“Salta, la linda” lleva al escenario el romance DE una travesti y un chongo. Té, masas finas y algunas hipocresías.
Sacate la careta

No voy a negarlo. Lo primero que me llamó la atención en el programa fue el nombre de un actor destinado a interpretar a una travesti. La pregunta de por qué fue elegido un actor cis -sobre todo si se tienen en cuenta la falta de trabajo que enfrenta la comunidad y la existencia de enormes actrices trans en nuestro país- es ineludible. Sin embargo, el compromiso con el que Ariel Sandez encarna a la protagonista ofrece una posible respuesta. Algo de esto debe haber captado el público el día del estreno, que respondió con aplausos extendidos. Sandez mantiene la caracterización de Micaela hasta el saludo de cierre. No recurre a la típica “revelación del artificio”, en la que se suele caer en muchos de estos casos, como si se guardara para el final “el gancho”, el secreto, de la identidad de género de quien interpreta a la travesti. El trabajo de Luciana Cervera (codirectora) y Matías Bertiche (director, actor y dramaturgo) también es para destacar. Las decisiones tomadas con el fin de llevar al escenario con cuidado y respeto un drama que narra la vida de una travesti es un acierto, teniendo en cuenta las escasez de estas historias. Micaela, nacida en Salta, ordena su departamento y acomoda los detalles de su atuendo. Luego, aparece Gerardo, personaje que lleva a la reflexión sobre la vida paralela que mantienen muchos hombres. Comparten un té y masas, y dialogan sobre modales y costumbres pero la incomodidad se desata cuando tocan temas personales. Catarsis mediante, se empiezan a develar los lazos y se invita a reflexionar sobre la discriminación, el travesticidio, la prostitución y la represión. 

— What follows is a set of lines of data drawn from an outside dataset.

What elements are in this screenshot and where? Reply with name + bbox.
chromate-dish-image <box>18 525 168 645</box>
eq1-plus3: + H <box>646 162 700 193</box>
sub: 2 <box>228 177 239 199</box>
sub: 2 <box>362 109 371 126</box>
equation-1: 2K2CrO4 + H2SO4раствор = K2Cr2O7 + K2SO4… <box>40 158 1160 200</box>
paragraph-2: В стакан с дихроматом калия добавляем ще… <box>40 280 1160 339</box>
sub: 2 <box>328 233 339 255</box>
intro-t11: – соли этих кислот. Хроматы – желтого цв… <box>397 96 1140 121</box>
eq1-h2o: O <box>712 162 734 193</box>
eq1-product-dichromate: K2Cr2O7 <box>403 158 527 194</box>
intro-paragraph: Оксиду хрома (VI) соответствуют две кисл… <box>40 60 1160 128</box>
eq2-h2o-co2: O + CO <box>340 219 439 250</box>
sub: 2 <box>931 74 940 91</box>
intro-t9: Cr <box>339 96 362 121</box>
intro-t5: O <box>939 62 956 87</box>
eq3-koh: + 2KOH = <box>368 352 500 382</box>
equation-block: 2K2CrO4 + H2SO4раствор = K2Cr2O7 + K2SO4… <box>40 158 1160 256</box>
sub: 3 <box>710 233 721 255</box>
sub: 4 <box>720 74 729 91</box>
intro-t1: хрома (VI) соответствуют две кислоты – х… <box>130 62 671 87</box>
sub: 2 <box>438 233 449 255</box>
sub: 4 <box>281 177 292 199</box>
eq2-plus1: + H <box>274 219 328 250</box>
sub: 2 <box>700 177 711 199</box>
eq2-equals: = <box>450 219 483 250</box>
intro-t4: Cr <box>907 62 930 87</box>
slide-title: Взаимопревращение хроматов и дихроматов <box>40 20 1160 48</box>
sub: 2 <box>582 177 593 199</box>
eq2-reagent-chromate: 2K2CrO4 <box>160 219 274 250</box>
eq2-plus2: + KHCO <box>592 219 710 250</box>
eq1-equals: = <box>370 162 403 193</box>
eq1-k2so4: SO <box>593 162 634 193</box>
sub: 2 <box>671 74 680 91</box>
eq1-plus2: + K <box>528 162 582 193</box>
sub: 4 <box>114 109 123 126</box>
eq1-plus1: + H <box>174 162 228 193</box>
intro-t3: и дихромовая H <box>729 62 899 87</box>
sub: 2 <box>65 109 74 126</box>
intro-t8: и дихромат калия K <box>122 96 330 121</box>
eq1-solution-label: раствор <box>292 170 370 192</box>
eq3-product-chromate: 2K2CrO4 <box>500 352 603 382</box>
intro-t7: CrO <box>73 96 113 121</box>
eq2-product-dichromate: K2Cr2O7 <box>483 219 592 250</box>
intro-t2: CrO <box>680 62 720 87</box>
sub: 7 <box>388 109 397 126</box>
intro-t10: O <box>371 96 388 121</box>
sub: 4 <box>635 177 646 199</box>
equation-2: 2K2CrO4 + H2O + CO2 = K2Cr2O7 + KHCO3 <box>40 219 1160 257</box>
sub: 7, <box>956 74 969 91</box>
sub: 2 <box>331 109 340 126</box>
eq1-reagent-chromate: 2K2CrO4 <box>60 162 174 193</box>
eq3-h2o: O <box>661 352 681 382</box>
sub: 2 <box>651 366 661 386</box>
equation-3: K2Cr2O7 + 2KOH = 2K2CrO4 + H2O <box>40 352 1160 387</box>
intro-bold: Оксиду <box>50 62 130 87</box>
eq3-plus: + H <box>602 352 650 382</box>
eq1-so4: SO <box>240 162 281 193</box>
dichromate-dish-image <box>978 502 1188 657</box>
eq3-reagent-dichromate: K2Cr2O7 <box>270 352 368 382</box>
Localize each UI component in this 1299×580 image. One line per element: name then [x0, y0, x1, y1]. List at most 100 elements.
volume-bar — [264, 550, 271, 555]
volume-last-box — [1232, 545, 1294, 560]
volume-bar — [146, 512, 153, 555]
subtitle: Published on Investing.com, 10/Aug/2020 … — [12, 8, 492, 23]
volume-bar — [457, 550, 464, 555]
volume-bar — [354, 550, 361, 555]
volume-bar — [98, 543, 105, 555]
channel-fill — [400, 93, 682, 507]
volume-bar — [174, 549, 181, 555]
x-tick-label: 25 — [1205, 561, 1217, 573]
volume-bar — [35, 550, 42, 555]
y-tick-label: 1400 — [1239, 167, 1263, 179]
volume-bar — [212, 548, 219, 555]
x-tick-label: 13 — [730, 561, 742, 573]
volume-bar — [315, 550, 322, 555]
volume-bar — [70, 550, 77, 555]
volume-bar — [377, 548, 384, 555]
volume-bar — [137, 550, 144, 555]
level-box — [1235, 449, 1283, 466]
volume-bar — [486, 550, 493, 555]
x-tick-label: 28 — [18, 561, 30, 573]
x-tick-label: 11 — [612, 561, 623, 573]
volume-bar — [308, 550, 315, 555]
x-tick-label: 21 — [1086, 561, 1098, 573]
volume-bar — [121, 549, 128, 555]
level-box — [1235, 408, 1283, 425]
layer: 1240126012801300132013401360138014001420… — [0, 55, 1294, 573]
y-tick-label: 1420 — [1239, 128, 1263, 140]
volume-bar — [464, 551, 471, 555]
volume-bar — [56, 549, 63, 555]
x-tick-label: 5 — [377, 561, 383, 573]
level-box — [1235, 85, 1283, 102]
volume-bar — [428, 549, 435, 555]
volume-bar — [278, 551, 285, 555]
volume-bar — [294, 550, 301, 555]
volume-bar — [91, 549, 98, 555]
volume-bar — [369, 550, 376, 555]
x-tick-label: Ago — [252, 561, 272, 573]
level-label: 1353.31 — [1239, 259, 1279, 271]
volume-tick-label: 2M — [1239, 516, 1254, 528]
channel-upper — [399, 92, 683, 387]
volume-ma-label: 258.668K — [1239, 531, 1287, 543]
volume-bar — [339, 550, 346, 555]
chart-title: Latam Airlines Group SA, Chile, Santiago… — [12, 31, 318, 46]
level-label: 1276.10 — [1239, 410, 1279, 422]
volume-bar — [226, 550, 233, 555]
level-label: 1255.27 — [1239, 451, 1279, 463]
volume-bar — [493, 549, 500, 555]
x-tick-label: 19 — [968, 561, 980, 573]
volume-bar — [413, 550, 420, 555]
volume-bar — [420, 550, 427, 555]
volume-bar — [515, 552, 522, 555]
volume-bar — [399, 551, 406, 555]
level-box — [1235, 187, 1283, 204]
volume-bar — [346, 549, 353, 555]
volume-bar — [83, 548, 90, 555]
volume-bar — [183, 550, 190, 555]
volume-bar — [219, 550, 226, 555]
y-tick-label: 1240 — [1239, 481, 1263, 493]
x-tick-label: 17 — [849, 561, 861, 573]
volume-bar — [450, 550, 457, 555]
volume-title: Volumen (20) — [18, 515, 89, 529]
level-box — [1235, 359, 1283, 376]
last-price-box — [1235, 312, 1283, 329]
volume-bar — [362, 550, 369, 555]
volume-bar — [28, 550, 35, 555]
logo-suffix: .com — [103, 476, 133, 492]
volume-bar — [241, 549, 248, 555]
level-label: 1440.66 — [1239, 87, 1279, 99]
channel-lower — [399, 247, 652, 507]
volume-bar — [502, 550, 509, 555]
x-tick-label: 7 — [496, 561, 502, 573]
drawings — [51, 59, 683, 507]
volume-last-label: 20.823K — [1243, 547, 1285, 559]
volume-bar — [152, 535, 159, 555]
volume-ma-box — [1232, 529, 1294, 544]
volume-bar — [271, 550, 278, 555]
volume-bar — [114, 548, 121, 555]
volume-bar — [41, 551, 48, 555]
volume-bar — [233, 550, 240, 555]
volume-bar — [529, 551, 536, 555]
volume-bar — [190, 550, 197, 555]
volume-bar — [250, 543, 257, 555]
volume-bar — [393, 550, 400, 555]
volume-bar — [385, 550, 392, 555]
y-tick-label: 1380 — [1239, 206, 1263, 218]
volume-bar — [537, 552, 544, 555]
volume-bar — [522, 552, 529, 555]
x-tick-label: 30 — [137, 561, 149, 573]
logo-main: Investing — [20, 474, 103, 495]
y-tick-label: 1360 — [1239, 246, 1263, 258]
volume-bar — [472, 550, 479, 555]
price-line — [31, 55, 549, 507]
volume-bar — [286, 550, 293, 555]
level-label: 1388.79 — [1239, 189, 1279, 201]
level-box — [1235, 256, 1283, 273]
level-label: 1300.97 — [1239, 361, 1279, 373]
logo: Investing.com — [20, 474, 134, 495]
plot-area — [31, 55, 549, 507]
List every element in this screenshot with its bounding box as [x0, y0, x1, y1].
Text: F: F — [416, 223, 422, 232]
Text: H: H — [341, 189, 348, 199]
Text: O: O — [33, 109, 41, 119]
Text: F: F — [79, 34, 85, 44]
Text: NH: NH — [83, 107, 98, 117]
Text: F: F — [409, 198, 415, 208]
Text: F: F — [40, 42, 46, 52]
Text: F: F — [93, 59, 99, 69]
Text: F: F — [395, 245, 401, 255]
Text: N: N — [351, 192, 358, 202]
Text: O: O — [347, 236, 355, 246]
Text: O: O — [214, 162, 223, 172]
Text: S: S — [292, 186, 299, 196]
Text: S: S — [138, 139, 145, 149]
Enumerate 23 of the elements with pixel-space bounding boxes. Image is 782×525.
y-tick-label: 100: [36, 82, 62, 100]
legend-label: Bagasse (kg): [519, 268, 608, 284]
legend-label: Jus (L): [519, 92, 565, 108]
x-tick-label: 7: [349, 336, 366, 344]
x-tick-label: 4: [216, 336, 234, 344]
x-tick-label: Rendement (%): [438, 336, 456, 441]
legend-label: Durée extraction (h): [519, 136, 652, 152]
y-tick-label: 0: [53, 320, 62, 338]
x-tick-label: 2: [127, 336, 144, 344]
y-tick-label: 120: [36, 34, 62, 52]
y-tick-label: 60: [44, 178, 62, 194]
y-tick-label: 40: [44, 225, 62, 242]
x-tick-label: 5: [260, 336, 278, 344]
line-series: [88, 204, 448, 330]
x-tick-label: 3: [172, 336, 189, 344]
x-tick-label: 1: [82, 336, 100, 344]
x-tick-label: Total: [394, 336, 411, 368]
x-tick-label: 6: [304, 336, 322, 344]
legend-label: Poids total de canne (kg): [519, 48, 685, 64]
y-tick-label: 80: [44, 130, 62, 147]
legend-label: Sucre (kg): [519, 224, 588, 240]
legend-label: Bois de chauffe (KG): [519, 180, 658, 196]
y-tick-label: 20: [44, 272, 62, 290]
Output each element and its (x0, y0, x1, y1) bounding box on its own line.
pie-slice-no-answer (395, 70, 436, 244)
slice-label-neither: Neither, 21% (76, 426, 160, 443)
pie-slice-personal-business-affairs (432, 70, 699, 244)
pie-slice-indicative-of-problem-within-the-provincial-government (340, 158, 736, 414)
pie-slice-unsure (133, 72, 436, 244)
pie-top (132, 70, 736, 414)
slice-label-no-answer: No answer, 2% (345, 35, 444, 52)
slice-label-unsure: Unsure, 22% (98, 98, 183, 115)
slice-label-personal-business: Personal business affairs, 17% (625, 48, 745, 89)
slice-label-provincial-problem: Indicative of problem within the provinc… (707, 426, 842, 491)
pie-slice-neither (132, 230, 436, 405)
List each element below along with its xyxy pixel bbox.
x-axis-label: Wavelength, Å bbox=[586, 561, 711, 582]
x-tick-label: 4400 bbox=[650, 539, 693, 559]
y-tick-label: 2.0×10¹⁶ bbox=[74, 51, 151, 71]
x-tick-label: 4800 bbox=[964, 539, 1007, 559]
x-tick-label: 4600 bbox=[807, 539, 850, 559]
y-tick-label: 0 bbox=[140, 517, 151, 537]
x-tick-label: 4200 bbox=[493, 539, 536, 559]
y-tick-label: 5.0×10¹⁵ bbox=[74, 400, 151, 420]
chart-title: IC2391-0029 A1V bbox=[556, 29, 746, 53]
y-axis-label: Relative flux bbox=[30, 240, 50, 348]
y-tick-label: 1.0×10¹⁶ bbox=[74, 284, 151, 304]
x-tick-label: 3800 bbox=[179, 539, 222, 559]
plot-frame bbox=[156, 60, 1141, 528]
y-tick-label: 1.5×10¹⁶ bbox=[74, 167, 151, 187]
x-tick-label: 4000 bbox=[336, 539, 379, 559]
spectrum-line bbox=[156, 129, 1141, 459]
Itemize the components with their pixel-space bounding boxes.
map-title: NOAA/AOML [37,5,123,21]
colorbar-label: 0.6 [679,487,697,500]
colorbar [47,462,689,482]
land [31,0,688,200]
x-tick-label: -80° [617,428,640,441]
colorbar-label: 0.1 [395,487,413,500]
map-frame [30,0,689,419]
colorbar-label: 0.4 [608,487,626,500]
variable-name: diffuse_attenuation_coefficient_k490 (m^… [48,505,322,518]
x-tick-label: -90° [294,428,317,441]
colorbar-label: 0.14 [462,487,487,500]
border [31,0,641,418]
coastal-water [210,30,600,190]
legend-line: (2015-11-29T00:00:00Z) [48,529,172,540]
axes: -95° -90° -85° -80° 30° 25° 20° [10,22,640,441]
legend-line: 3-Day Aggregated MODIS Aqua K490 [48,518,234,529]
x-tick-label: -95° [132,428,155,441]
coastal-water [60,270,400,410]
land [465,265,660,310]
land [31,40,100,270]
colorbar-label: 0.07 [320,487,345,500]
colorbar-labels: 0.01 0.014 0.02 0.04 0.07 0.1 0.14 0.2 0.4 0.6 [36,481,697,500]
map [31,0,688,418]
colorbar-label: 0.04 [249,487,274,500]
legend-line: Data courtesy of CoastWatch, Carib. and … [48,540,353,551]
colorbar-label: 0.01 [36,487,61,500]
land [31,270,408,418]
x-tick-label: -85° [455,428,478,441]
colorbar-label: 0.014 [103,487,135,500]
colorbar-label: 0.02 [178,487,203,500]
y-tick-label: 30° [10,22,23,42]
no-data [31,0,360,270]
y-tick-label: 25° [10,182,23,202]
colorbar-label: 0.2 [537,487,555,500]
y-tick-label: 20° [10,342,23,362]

La obra echa luz sobre la exclusión y también sobre la lucha de la comunidad travesti-trans por conseguir el respeto de la sociedad. Micaela recuerda cuando fue expulsada de su casa a los 14 años. En el relato sobre su paso por la prostitución como modo de supervivencia se observa su vulnerabilidad. Por su parte, Gerardo es el espejo de una sociedad que oculta y reprime los sentimientos. 

Los jueves a las 21 horas en Tromvarte, Pasaje Santa Rosa 5164.